Foods to Avoid for Crohn’s Disease
When you suffer from Crohn’s disease, there are foods you will want to avoid during a flare-up. Most doctors will tell their patients to eliminate spicy foods and foods that are high-fiber.
The following list covers some of the Crohn’s disease foods to avoid:
- Beverages – If you suffer from Crohn’s disease, there are some beverages that may not help your condition. Alcoholic drinks, caffeinated drinks, and highly sweetened drinks with sugar or corn syrup can be bothersome, especially during a flare-up.
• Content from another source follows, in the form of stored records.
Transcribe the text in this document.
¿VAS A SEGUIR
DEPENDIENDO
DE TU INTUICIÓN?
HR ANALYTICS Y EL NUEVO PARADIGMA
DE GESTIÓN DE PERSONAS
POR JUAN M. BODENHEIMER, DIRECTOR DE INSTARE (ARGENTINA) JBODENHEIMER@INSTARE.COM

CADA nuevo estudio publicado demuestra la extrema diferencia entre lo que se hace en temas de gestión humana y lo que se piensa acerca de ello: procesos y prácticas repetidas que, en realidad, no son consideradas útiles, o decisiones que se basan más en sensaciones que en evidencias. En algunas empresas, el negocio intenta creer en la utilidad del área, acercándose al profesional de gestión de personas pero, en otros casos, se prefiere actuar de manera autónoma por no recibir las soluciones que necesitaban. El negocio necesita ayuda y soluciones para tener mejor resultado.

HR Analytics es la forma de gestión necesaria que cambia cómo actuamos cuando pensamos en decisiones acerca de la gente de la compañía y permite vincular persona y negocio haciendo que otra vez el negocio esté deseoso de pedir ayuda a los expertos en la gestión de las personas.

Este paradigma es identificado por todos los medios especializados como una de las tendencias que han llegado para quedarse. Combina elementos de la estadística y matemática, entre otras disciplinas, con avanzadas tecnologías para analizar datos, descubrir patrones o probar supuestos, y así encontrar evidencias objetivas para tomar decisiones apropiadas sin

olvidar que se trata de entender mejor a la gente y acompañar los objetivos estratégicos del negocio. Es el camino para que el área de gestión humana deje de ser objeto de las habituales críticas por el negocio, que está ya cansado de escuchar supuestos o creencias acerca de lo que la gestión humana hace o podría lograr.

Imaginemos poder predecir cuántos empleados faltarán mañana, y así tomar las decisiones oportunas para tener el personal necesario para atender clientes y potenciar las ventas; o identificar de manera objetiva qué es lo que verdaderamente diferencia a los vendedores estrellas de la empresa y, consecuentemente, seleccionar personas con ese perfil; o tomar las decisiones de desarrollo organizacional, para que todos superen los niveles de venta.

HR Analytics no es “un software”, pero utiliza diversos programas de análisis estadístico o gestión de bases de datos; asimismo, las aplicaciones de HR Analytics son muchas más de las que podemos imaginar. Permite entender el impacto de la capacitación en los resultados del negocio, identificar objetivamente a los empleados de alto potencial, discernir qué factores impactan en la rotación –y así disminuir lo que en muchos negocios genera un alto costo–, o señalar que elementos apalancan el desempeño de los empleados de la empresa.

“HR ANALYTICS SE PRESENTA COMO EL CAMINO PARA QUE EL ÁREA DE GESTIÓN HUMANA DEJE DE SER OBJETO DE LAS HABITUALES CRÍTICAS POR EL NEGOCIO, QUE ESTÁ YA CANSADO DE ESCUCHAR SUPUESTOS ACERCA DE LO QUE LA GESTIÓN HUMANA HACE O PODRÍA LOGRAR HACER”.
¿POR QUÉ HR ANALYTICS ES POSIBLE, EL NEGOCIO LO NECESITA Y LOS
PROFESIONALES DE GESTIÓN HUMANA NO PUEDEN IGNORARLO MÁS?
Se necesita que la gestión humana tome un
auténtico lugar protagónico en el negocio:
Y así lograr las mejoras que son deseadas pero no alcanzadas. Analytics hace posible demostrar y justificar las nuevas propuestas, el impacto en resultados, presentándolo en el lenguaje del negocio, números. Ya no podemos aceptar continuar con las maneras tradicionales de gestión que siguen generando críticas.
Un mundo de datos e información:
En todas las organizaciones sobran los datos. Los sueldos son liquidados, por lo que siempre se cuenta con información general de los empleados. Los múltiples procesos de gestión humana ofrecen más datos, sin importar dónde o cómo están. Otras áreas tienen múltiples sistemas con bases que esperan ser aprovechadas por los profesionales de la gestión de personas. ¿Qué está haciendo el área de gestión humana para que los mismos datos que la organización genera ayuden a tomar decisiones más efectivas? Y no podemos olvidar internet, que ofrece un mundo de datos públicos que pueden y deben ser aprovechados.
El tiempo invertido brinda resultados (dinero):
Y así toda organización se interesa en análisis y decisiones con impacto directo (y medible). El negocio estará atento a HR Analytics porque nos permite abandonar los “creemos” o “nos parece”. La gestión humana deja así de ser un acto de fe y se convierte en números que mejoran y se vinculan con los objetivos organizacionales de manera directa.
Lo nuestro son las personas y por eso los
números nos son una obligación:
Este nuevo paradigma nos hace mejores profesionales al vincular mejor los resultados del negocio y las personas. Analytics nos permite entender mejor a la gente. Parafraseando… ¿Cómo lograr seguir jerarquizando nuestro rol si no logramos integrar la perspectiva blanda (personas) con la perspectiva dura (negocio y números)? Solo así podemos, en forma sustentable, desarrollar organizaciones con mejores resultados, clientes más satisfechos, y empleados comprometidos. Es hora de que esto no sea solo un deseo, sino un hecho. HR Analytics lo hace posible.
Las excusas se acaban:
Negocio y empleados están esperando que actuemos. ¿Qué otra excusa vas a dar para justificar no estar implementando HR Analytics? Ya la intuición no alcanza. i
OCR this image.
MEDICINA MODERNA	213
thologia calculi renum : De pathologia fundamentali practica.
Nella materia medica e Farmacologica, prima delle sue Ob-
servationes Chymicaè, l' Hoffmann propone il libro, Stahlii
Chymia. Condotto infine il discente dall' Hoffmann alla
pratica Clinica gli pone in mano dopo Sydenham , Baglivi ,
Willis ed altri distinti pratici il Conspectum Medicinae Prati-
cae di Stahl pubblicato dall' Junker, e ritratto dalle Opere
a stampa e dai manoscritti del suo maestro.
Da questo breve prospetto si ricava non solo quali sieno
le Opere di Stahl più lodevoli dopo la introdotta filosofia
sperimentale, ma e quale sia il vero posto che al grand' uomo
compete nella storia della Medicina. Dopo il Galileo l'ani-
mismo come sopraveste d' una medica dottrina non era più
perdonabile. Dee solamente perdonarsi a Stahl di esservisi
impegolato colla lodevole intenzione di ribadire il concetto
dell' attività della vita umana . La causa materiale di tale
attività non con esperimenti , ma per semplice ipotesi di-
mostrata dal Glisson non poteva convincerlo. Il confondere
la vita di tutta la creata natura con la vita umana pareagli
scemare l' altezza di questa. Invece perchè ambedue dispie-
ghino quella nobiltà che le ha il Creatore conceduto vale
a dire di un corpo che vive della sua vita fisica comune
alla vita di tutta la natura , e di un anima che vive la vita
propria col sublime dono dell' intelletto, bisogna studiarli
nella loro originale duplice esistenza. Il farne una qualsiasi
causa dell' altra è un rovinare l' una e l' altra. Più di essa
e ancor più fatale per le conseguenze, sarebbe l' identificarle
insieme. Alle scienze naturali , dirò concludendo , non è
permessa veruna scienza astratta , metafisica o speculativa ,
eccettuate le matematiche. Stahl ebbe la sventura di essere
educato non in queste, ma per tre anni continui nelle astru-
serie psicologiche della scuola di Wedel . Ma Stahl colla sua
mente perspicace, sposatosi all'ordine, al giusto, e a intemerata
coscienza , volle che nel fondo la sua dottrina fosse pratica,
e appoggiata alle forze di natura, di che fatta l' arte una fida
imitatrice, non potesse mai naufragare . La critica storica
- Bread/Starches – Whole-grain bread, whole-wheat pasta, brown rice, wild rice, and quinoa should be avoided.
- Dairy products – Any dairy products that have added fiber can aggravate symptoms of Crohn’s disease. Some cheeses, nuts, and certain yogurts that contain fruit skins are examples.
- Fats – There are some fats that contain fiber or are naturally high in fiber and should be eliminated during a flare-up. These fats include coconut and salad dressings with poppy seeds.
- Fruits – Raw fruits, as well as fruit juices with pulp, can aggravate Crohn’s symptoms. Dried fruit and prune juice should also be avoided since they can make diarrhea even worse.
- Proteins – Fried eggs, fried meat, lunchmeats, nut butter, peas, beans, and any cuts of meat that are tough or chewy.
- Vegetables – The following vegetables should be avoided during a flare-up: beets, broccoli, Brussel sprouts, cabbage, cauliflower, corn, greens, lima beans, peppers, parsnips, spinach, winter squash, and onions.
- Spices – Some people find any spice will irritate them during a flare-up but mild herbs and small amounts of citrus juices, such as lemon and lime can provide flavor to dishes in place of the spice.
- Desserts – Certain desserts can make a flare-up worse, including bran muffins, whole grain cookies, cakes with dried fruit in it, raisins, and jams.
- Foods with gluten – There are many people who suffer from Crohn’s disease who also have celiac disease. These individuals should be avoiding any foods that contain gluten, not only during a flare-up but all the time.
- Popcorn – This popular snack food is actually a whole grain, which can be hard for the body to break down, especially if you suffer from Crohn’s.
- Cereals – Some studies suggest that rice cereals and porridge are not linked to Crohn’,s but that wheat cereals are associated with Crohn’s symptoms.
Interestingly, a study conducted in England several years ago suggested that there might be a connection between Crohn’s and corn flakes. During an experiment with just under 70 individuals, a strong link to Crohn’s disease was found with the consuming of this cereal.
At the time, they broke down the data and estimated that Crohn’s disease would likely be found in one in 1,200 who consume cornflakes regularly. They also said that variable secretory behavior upon waking up in the morning might also play a role in who is more prone to the disease.
The real point is that while food has been shown to influence inflammatory conditions like Crohn’s, there could be other factors at play, which makes each individual situation unique. For instance, we have indicated that spicy foods should be avoided if you have Crohn’s, but there might be some sufferers that can tolerate a certain amount of spice or some individuals that can consume corn flakes or whole wheat without experiencing flare-ups.
With Crohn’s, it can take time to determine just what you can and can’t tolerate but the lists we have provided can be a helpful guide.